In an email, Harrison Healthcare founder and chairman Don Copeman called news of the injunction application “very unexpected.” He said the company’s model of care was extensively audited by the MSC and found to be compliant.
“We are completely confident that we are complying with all aspects of health legislation in B.C. and welcome the opportunity to clear up any misunderstandings,” said Copeman.
The injunction application against Harrison Healthcare is similar to one filed two months ago against Telus Health’s fee-based program called LifePlus, which also claimed to be for uninsured medical services only, like dietitians and kinesiologists.
In a statement, Minister of Health Adrian Dix said access to necessary medical care should not be based on someone’s ability to pay.
“That is why we introduced provisions to the act in 2018 that included new protections for patients to prevent extra billing, clarified rules around extra billing for medical practitioners and established consequences for those who break the rules,” said Dix.
“We will allow the legal process to proceed as it should.
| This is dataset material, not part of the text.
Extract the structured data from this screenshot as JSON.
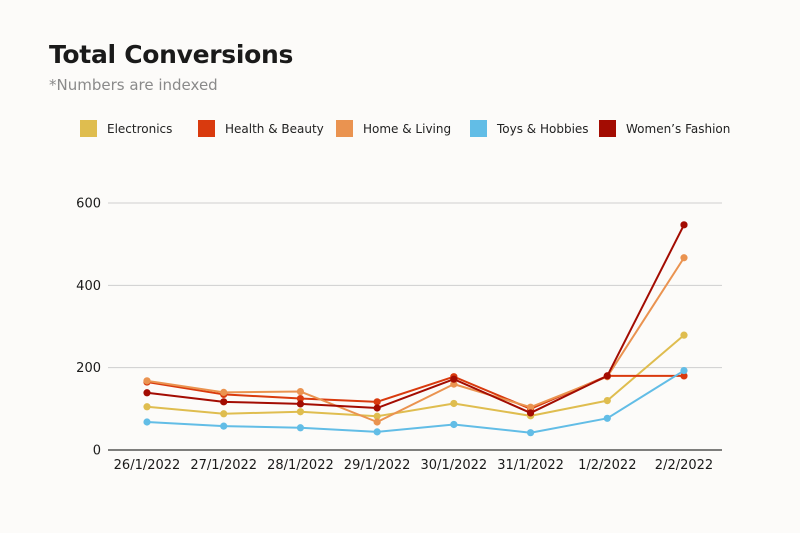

In the meantime, this government will continue to strongly defend our public health-care system.”
According to the petition, Harrison Healthcare promises doctors applying for employment a patient roster size of less than 400. A typical family physician in British Columbia has a roster of approximately 1,250 patients.
It’s estimated close to a million British Columbians do not have a family doctor. On Feb. 1, the province rolled out a new payment model for family doctors aimed at retaining and increasing the number of physicians in family practice.
Harrison Healthcare operates offices in Vancouver and Calgary, with eight more locations scheduled to open in the next three years, according to its website.